Он взял рукопись, пробежал ее от начала до конца и остался недоволен, как это было видно по его лицу.
– Да, вы правы. Статья написана в тоне кафешантанных острот, а не как политическая сатира. Но что же делать? Напиши я прилично – публика не поймет. Если не будет острословия, покажется скучно.
– А вы не думаете, что острословие тоже нагоняет скуку, если оно преподносится в слишком больших дозах?
Он посмотрел на нее быстрым, пронизывающим взглядом и расхохотался:
– Вы, синьора, по-видимому, из категории тех ужасных людей, которые всегда правы. Если я выброшу из памфлета все личные нападки и оставлю самую существенную часть в том виде, как она есть, комитет выразит сожаление, что не может взять на себя ответственность напечатать его; если же я пожертвую политической правдой и направлю все удары на отдельных врагов партии – комитет будет превозносить мое произведение, а мы с вами будем знать, что его не стоит печатать. Вот вам интересная метафизическая задача. Что лучше: попасть в печать, не стоя того, или, вполне заслуживая опубликования, остаться под спудом? Что вы на это скажете, синьора?
– Я не думаю, чтобы вы были связаны такой альтернативой. Я уверена, что, если вы выбросите личности, комитет согласится напечатать памфлет, хотя, конечно, многие будут против. И, мне кажется, он принесет пользу. Но вы должны смягчить ваш резкий тон.
Он пожал плечами и покорно вздохнул:
– Я подчиняюсь, синьора, но с одним условием. Раз вы лишаете меня права смеяться теперь, вы должны будете предоставить мне это право в недалеком будущем. Когда его преосвященство, безупречный кардинал, появится во Флоренции, – тогда уж ни вы, ни ваш комитет не должны мешать мне злословить, сколько я захочу.

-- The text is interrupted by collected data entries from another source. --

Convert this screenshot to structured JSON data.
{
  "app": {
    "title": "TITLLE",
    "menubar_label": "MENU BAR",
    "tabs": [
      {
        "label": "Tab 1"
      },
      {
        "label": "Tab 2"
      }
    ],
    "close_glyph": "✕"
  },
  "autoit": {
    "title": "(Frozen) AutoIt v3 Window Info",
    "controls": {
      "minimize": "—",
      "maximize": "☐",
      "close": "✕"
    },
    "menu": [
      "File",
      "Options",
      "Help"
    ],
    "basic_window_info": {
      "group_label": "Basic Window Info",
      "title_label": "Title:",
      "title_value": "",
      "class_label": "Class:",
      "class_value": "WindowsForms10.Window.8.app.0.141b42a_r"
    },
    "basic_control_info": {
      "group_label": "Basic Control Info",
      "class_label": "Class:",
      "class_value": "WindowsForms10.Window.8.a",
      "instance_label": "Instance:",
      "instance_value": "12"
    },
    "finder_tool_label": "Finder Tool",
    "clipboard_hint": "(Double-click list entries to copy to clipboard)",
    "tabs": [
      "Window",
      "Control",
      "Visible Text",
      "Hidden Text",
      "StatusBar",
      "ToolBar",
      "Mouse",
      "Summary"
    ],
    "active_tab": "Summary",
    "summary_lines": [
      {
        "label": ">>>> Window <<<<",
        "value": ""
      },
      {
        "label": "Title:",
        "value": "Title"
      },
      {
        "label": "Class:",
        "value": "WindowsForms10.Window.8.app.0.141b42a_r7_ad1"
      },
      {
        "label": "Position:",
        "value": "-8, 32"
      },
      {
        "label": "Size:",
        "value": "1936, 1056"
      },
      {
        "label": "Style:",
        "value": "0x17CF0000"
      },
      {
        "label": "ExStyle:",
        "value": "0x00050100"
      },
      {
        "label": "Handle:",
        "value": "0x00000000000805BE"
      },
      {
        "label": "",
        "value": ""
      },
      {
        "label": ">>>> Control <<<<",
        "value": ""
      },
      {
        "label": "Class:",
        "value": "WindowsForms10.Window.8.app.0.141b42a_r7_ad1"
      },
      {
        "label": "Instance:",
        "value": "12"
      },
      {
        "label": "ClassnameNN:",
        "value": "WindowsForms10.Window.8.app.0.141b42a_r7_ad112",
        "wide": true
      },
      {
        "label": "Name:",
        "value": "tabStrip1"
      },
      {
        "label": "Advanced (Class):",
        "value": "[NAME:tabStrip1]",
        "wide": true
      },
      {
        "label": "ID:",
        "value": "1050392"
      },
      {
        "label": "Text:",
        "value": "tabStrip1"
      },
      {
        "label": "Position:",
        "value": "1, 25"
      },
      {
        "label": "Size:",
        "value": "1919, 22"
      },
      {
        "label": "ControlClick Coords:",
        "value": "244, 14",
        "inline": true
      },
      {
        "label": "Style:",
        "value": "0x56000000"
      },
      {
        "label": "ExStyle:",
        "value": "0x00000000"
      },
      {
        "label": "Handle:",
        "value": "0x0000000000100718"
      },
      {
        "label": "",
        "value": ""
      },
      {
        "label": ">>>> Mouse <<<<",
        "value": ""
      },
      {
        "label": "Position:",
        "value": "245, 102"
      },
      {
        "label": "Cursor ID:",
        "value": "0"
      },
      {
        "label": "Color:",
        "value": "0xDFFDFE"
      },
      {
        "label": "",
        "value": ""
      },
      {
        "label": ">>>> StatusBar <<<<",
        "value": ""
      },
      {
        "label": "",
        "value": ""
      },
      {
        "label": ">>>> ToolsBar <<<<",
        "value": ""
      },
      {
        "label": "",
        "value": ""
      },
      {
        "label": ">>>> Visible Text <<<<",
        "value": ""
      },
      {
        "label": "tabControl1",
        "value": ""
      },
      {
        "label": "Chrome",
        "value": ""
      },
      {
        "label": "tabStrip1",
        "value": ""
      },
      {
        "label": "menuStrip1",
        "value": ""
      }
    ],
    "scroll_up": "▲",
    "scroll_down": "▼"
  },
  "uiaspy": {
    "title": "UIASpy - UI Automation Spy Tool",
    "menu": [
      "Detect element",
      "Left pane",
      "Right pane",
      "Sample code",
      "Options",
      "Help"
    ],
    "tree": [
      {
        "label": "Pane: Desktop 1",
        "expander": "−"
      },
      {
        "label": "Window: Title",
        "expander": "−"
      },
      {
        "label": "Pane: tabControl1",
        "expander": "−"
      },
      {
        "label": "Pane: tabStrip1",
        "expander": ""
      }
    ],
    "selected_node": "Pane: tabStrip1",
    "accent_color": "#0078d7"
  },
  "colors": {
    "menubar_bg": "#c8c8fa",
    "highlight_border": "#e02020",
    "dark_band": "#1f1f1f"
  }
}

В этом уж вы должны мне уступить.
Он говорил небрежно, холодным тоном, выдергивая хризантемы из вазы и рассматривая на свет прозрачные лепестки. «Как дрожит у него рука, – думала Джемма, глядя, как трепетали цветы. – Ведь не пьет же он?»
– Вам лучше поговорить об этом с другими членами комитета, – сказала она, вставая. – Я не могу предугадать, как они решат.
– А вы сами как решили бы? – спросил он, тоже вставая. Теперь он стоял, прислонившись к столу, и, держа в руках цветы, прижимал их к лицу.
Она колебалась. Его вопрос поднял в ней много старых тяжелых воспоминаний.
– Мне трудно это решить, – сказала она наконец. – Мне приходилось не раз слышать о монсеньоре Монтанелли много лет тому назад. Он тогда был только каноником и ректором духовной семинарии в той провинции, где я жила в детстве… Мне много рассказывал о нем один… человек, который знал его очень близко, и рассказывал только самое хорошее. Мне кажется, что он был – тогда, по крайней мере – действительно замечательным человеком. Но это было давно, и с тех пор он мог измениться. Бесконтрольная власть так развращает!
Овод поднял голову и смотрел на нее твердым взглядом.
– Во всяком случае, – сказал он, – если монсеньор Монтанелли сам и не подлец, то он орудие в руках подлецов. Но для меня и для моих друзей за границей это все равно. Лежащий посреди дороги камень может иметь самые лучшие намерения, но все-таки его надо убрать… Позвольте, синьора. – Он, прихрамывая, подошел к двери и отворил ее. – Вы очень добры, синьора, что зашли ко мне. Послать за коляской? Нет? Ну, до свиданья.
Джемма вышла на улицу в тревожном раздумье.
«Мои друзья за границей». Кто они? И какими средствами думает он убрать с дороги камень? Если только сатирою, то почему он это сказал таким угрожающим тоном?
Глава IV
Монсеньор Монтанелли приехал во Флоренцию в первых числах октября. Его приезд вызвал в городе заметное волнение. Он пользовался славой хорошего проповедника и был представителем реформированного папства. Народ с нетерпением ждал от него изложения нового учения – евангелия любви и примирения, долженствовавших уврачевать все скорби Италии. Назначение кардинала Гицци на место ненавистного всем Ламбручини римским государственным секретарем подняло всеобщий энтузиазм. И Монтанелли был как раз человеком, способным поддержать восторженное настроение. Безупречная строгость его жизни была настолько редким явлением среди высших сановников римской церкви, что уже сама по себе привлекла к нему симпатии народа, привыкшего считать вымогательства, подкупы и бесчестные интриги почти необходимыми условиями карьеры для служителей церкви. К этому еще присоединились действительно замечательный талант проповедника, чарующий голос и обаятельная наружность.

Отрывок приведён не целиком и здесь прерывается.